An interesting discussion about recently confirmed cold fusion is going on over at Slashdot. Here's a real gem that puts some nuke fears into perspective. I never really thought about what quality nukes a terrorist might actually get their hands on.
Modern nuclear weapons are around 1 MT, usually a bit less, as that's the optimal size for a weapon you can target accurately. The larger nukes of old were designed to crack silos with a near miss, were extremely expensive for their mission, and were taken out of service long ago. If a terrorist gets a nuclear weapon, it's either going to be a sub-MT military weapon, or a quite a bit smaller "home made" fission only device (modern nukes are pretty sophisticated fusion-pumped-fission devices).Let's do the math [nuclearweaponarchive.org]. A 1 MT nuke detonated at optimal blast height will knock down residential structures at a radius of 10 km, more solid buildings at 7 km, and at 5 km knock down reinfored buildings and kill people outright from the blast (and all other effects, such as high doses of radiation, have smaller radii). A surface blast would have a far smaller effect. The only real point of a surface blast is to generate radioactive fallout (an air blast generates surprisingly little, though it would still hinder clean-up and rebuilding).

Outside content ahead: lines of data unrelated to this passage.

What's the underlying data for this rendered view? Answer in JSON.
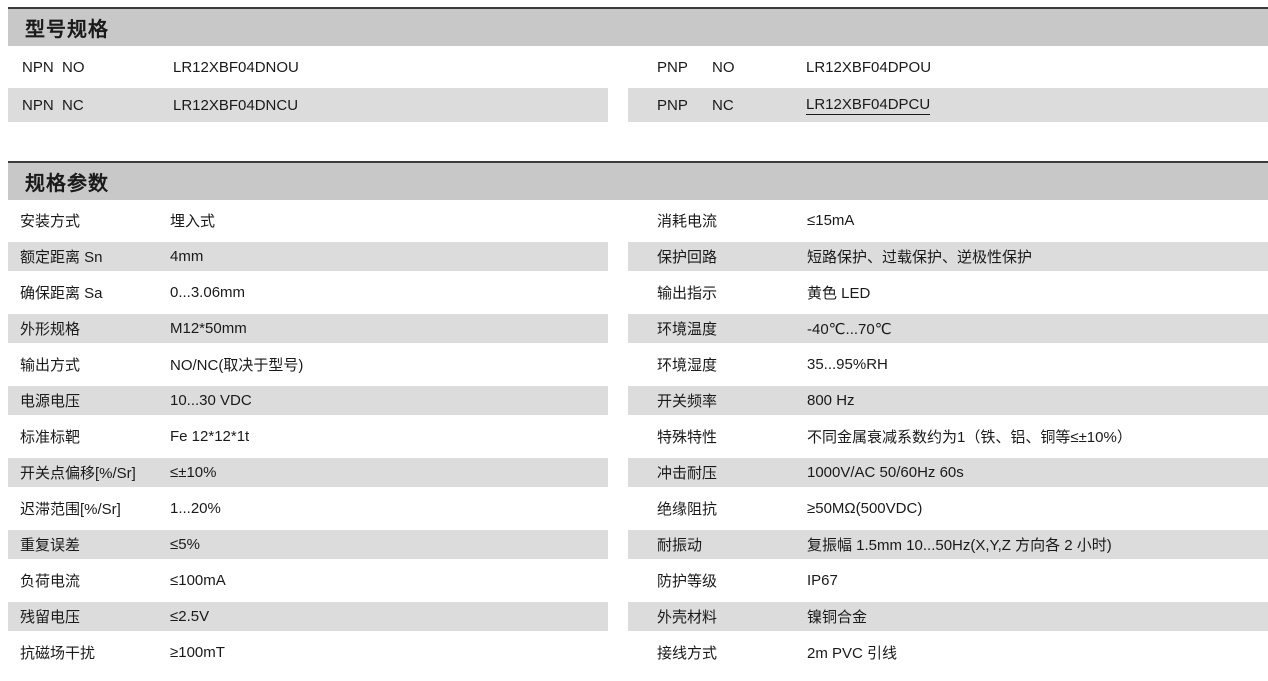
{
  "colors": {
    "header_bg": "#c8c8c8",
    "stripe_bg": "#dcdcdc",
    "top_rule": "#3c3c3c",
    "text": "#1a1a1a"
  },
  "model_section": {
    "title": "型号规格",
    "left_rows": [
      {
        "type": "NPN",
        "state": "NO",
        "model": "LR12XBF04DNOU",
        "shaded": false,
        "underline": false
      },
      {
        "type": "NPN",
        "state": "NC",
        "model": "LR12XBF04DNCU",
        "shaded": true,
        "underline": false
      }
    ],
    "right_rows": [
      {
        "type": "PNP",
        "state": "NO",
        "model": "LR12XBF04DPOU",
        "shaded": false,
        "underline": false
      },
      {
        "type": "PNP",
        "state": "NC",
        "model": "LR12XBF04DPCU",
        "shaded": true,
        "underline": true
      }
    ]
  },
  "params_section": {
    "title": "规格参数",
    "left_rows": [
      {
        "label": "安装方式",
        "value": "埋入式",
        "shaded": false
      },
      {
        "label": "额定距离 Sn",
        "value": "4mm",
        "shaded": true
      },
      {
        "label": "确保距离 Sa",
        "value": "0...3.06mm",
        "shaded": false
      },
      {
        "label": "外形规格",
        "value": "M12*50mm",
        "shaded": true
      },
      {
        "label": "输出方式",
        "value": "NO/NC(取决于型号)",
        "shaded": false
      },
      {
        "label": "电源电压",
        "value": "10...30 VDC",
        "shaded": true
      },
      {
        "label": "标准标靶",
        "value": "Fe 12*12*1t",
        "shaded": false
      },
      {
        "label": "开关点偏移[%/Sr]",
        "value": "≤±10%",
        "shaded": true
      },
      {
        "label": "迟滞范围[%/Sr]",
        "value": "1...20%",
        "shaded": false
      },
      {
        "label": "重复误差",
        "value": "≤5%",
        "shaded": true
      },
      {
        "label": "负荷电流",
        "value": "≤100mA",
        "shaded": false
      },
      {
        "label": "残留电压",
        "value": "≤2.5V",
        "shaded": true
      },
      {
        "label": "抗磁场干扰",
        "value": "≥100mT",
        "shaded": false
      }
    ],
    "right_rows": [
      {
        "label": "消耗电流",
        "value": "≤15mA",
        "shaded": false
      },
      {
        "label": "保护回路",
        "value": "短路保护、过载保护、逆极性保护",
        "shaded": true
      },
      {
        "label": "输出指示",
        "value": "黄色 LED",
        "shaded": false
      },
      {
        "label": "环境温度",
        "value": "-40℃...70℃",
        "shaded": true
      },
      {
        "label": "环境湿度",
        "value": "35...95%RH",
        "shaded": false
      },
      {
        "label": "开关频率",
        "value": "800 Hz",
        "shaded": true
      },
      {
        "label": "特殊特性",
        "value": "不同金属衰减系数约为1（铁、铝、铜等≤±10%）",
        "shaded": false
      },
      {
        "label": "冲击耐压",
        "value": "1000V/AC 50/60Hz 60s",
        "shaded": true
      },
      {
        "label": "绝缘阻抗",
        "value": "≥50MΩ(500VDC)",
        "shaded": false
      },
      {
        "label": "耐振动",
        "value": "复振幅 1.5mm 10...50Hz(X,Y,Z 方向各 2 小时)",
        "shaded": true
      },
      {
        "label": "防护等级",
        "value": "IP67",
        "shaded": false
      },
      {
        "label": "外壳材料",
        "value": "镍铜合金",
        "shaded": true
      },
      {
        "label": "接线方式",
        "value": "2m PVC 引线",
        "shaded": false
      }
    ]
  }
}
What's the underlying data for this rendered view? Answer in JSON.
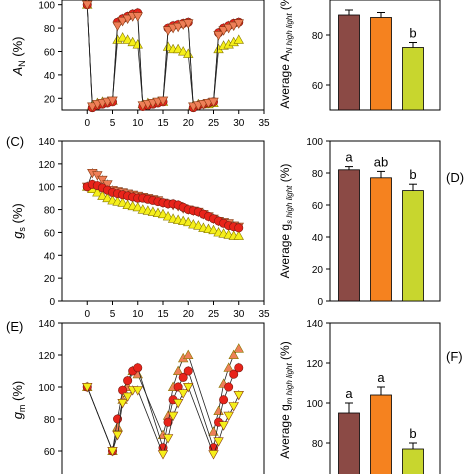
{
  "colors": {
    "brown": "#8b4a45",
    "orange": "#f5821f",
    "lime": "#c8d62e",
    "red_marker": "#e8231a",
    "salmon_marker": "#ee7f58",
    "yellow_marker": "#f5ef1a"
  },
  "chart_data": [
    {
      "id": "AN-time",
      "type": "line",
      "ylabel_main": "A",
      "ylabel_sub": "N",
      "ylabel_unit": " (%)",
      "xlim": [
        -5,
        35
      ],
      "ylim": [
        0,
        100
      ],
      "xticks": [
        "0",
        "5",
        "10",
        "15",
        "20",
        "25",
        "30",
        "35"
      ],
      "yticks": [
        "20",
        "40",
        "60",
        "80",
        "100"
      ],
      "series": [
        {
          "marker": "triangle-up",
          "color": "yellow",
          "x": [
            0,
            1,
            2,
            3,
            4,
            5,
            6,
            7,
            8,
            9,
            10,
            11,
            12,
            13,
            14,
            15,
            16,
            17,
            18,
            19,
            20,
            21,
            22,
            23,
            24,
            25,
            26,
            27,
            28,
            29,
            30
          ],
          "y": [
            100,
            14,
            16,
            17,
            17,
            18,
            70,
            72,
            70,
            68,
            66,
            15,
            16,
            16,
            17,
            17,
            64,
            62,
            62,
            60,
            58,
            14,
            15,
            15,
            15,
            16,
            62,
            65,
            66,
            68,
            70
          ]
        },
        {
          "marker": "circle",
          "color": "red",
          "x": [
            0,
            1,
            2,
            3,
            4,
            5,
            6,
            7,
            8,
            9,
            10,
            11,
            12,
            13,
            14,
            15,
            16,
            17,
            18,
            19,
            20,
            21,
            22,
            23,
            24,
            25,
            26,
            27,
            28,
            29,
            30
          ],
          "y": [
            100,
            12,
            14,
            15,
            16,
            17,
            85,
            88,
            90,
            92,
            93,
            13,
            14,
            15,
            16,
            17,
            80,
            82,
            83,
            84,
            85,
            12,
            14,
            15,
            16,
            17,
            76,
            80,
            82,
            84,
            85
          ]
        },
        {
          "marker": "triangle-down",
          "color": "salmon",
          "x": [
            0,
            1,
            2,
            3,
            4,
            5,
            6,
            7,
            8,
            9,
            10,
            11,
            12,
            13,
            14,
            15,
            16,
            17,
            18,
            19,
            20,
            21,
            22,
            23,
            24,
            25,
            26,
            27,
            28,
            29,
            30
          ],
          "y": [
            100,
            13,
            15,
            16,
            17,
            18,
            82,
            86,
            88,
            90,
            90,
            14,
            15,
            16,
            17,
            18,
            78,
            80,
            81,
            83,
            84,
            13,
            14,
            15,
            16,
            17,
            74,
            78,
            80,
            82,
            84
          ]
        }
      ]
    },
    {
      "id": "AN-bars",
      "type": "bar",
      "ylabel_main": "Average A",
      "ylabel_sub": "N high light",
      "ylabel_unit": " (%)",
      "ylim": [
        0,
        100
      ],
      "yticks": [
        "60",
        "80"
      ],
      "categories": [
        "Brown",
        "Orange",
        "Lime"
      ],
      "values": [
        88,
        87,
        75
      ],
      "errors": [
        2,
        2,
        2
      ],
      "letters": [
        "",
        "",
        "b"
      ]
    },
    {
      "id": "gs-time",
      "panel_label": "(C)",
      "type": "line",
      "ylabel_main": "g",
      "ylabel_sub": "s",
      "ylabel_unit": " (%)",
      "xlim": [
        -5,
        35
      ],
      "ylim": [
        0,
        140
      ],
      "xticks": [
        "0",
        "5",
        "10",
        "15",
        "20",
        "25",
        "30",
        "35"
      ],
      "yticks": [
        "0",
        "20",
        "40",
        "60",
        "80",
        "100",
        "120",
        "140"
      ],
      "series": [
        {
          "marker": "triangle-up",
          "color": "yellow",
          "x": [
            0,
            1,
            2,
            3,
            4,
            5,
            6,
            7,
            8,
            9,
            10,
            11,
            12,
            13,
            14,
            15,
            16,
            17,
            18,
            19,
            20,
            21,
            22,
            23,
            24,
            25,
            26,
            27,
            28,
            29,
            30
          ],
          "y": [
            100,
            98,
            95,
            92,
            90,
            88,
            87,
            86,
            84,
            83,
            82,
            80,
            79,
            78,
            77,
            76,
            74,
            72,
            71,
            70,
            69,
            67,
            66,
            64,
            63,
            62,
            60,
            59,
            58,
            57,
            57
          ]
        },
        {
          "marker": "triangle-down",
          "color": "salmon",
          "x": [
            0,
            1,
            2,
            3,
            4,
            5,
            6,
            7,
            8,
            9,
            10,
            11,
            12,
            13,
            14,
            15,
            16,
            17,
            18,
            19,
            20,
            21,
            22,
            23,
            24,
            25,
            26,
            27,
            28,
            29,
            30
          ],
          "y": [
            100,
            112,
            110,
            106,
            102,
            97,
            96,
            95,
            94,
            93,
            92,
            91,
            90,
            89,
            88,
            86,
            85,
            84,
            83,
            81,
            80,
            79,
            78,
            76,
            74,
            72,
            70,
            69,
            68,
            66,
            65
          ]
        },
        {
          "marker": "circle",
          "color": "red",
          "x": [
            0,
            1,
            2,
            3,
            4,
            5,
            6,
            7,
            8,
            9,
            10,
            11,
            12,
            13,
            14,
            15,
            16,
            17,
            18,
            19,
            20,
            21,
            22,
            23,
            24,
            25,
            26,
            27,
            28,
            29,
            30
          ],
          "y": [
            100,
            102,
            101,
            99,
            97,
            95,
            94,
            93,
            92,
            91,
            90,
            90,
            89,
            88,
            87,
            86,
            85,
            85,
            84,
            82,
            80,
            79,
            78,
            76,
            74,
            72,
            70,
            68,
            66,
            65,
            64
          ]
        }
      ]
    },
    {
      "id": "gs-bars",
      "panel_label": "(D)",
      "type": "bar",
      "ylabel_main": "Average g",
      "ylabel_sub": "s high light",
      "ylabel_unit": " (%)",
      "ylim": [
        0,
        100
      ],
      "yticks": [
        "0",
        "20",
        "40",
        "60",
        "80",
        "100"
      ],
      "categories": [
        "Brown",
        "Orange",
        "Lime"
      ],
      "values": [
        82,
        77,
        69
      ],
      "errors": [
        2,
        4,
        4
      ],
      "letters": [
        "a",
        "ab",
        "b"
      ]
    },
    {
      "id": "gm-time",
      "panel_label": "(E)",
      "type": "line",
      "ylabel_main": "g",
      "ylabel_sub": "m",
      "ylabel_unit": " (%)",
      "xlim": [
        -5,
        35
      ],
      "ylim": [
        0,
        140
      ],
      "yticks": [
        "60",
        "80",
        "100",
        "120",
        "140"
      ],
      "series": [
        {
          "marker": "triangle-up",
          "color": "salmon",
          "x": [
            0,
            5,
            6,
            7,
            8,
            9,
            10,
            15,
            16,
            17,
            18,
            19,
            20,
            25,
            26,
            27,
            28,
            29,
            30
          ],
          "y": [
            100,
            60,
            75,
            92,
            100,
            110,
            108,
            70,
            82,
            100,
            110,
            118,
            120,
            72,
            85,
            102,
            112,
            120,
            124
          ]
        },
        {
          "marker": "circle",
          "color": "red",
          "x": [
            0,
            5,
            6,
            7,
            8,
            9,
            10,
            15,
            16,
            17,
            18,
            19,
            20,
            25,
            26,
            27,
            28,
            29,
            30
          ],
          "y": [
            100,
            60,
            80,
            98,
            104,
            110,
            112,
            62,
            78,
            92,
            100,
            106,
            110,
            62,
            78,
            92,
            100,
            108,
            112
          ]
        },
        {
          "marker": "triangle-down",
          "color": "yellow",
          "x": [
            0,
            5,
            6,
            7,
            8,
            9,
            10,
            15,
            16,
            17,
            18,
            19,
            20,
            25,
            26,
            27,
            28,
            29,
            30
          ],
          "y": [
            100,
            60,
            70,
            90,
            94,
            98,
            98,
            58,
            68,
            82,
            90,
            96,
            100,
            58,
            66,
            76,
            82,
            88,
            95
          ]
        }
      ]
    },
    {
      "id": "gm-bars",
      "panel_label": "(F)",
      "type": "bar",
      "ylabel_main": "Average g",
      "ylabel_sub": "m high light",
      "ylabel_unit": " (%)",
      "ylim": [
        60,
        140
      ],
      "yticks": [
        "60",
        "80",
        "100",
        "120",
        "140"
      ],
      "categories": [
        "Brown",
        "Orange",
        "Lime"
      ],
      "values": [
        95,
        104,
        77
      ],
      "errors": [
        5,
        4,
        3
      ],
      "letters": [
        "a",
        "a",
        "b"
      ]
    }
  ]
}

So yes, in theory, a terrorist with a high-quality military nuke (let's imagine a few were sold out of the old USSR armory, and somehow still worked today (the tritium would have to be replaced, which is quite technical, but lets imagine a scientist came with the bomb)) could sit a couple of kilometers off the coast and destroy some structures along the coast. Good for psycological impact, but not much else, and insanely expensive to carry out. A 50 kt fission bomb, a far more likely scenario for a terrorist, would have less than 40% of the blast radius of the high quality military bomb, and would probably need to be within 1 km to be effective.
A surface blast over *land* is what a terrorist wants, because the radioactive fallout would cause a world of hurt. You'd get very little of that even 1 km off the coast, and even a ship at a dock would produce far less fallout than a bomb 1 km inland. It's *definitely* worth checking for nukes at ports of entry: the threat just goes down very fast as the bomb moves away from land.
The Nuclear Weapon Archive is extrarodinarily cool.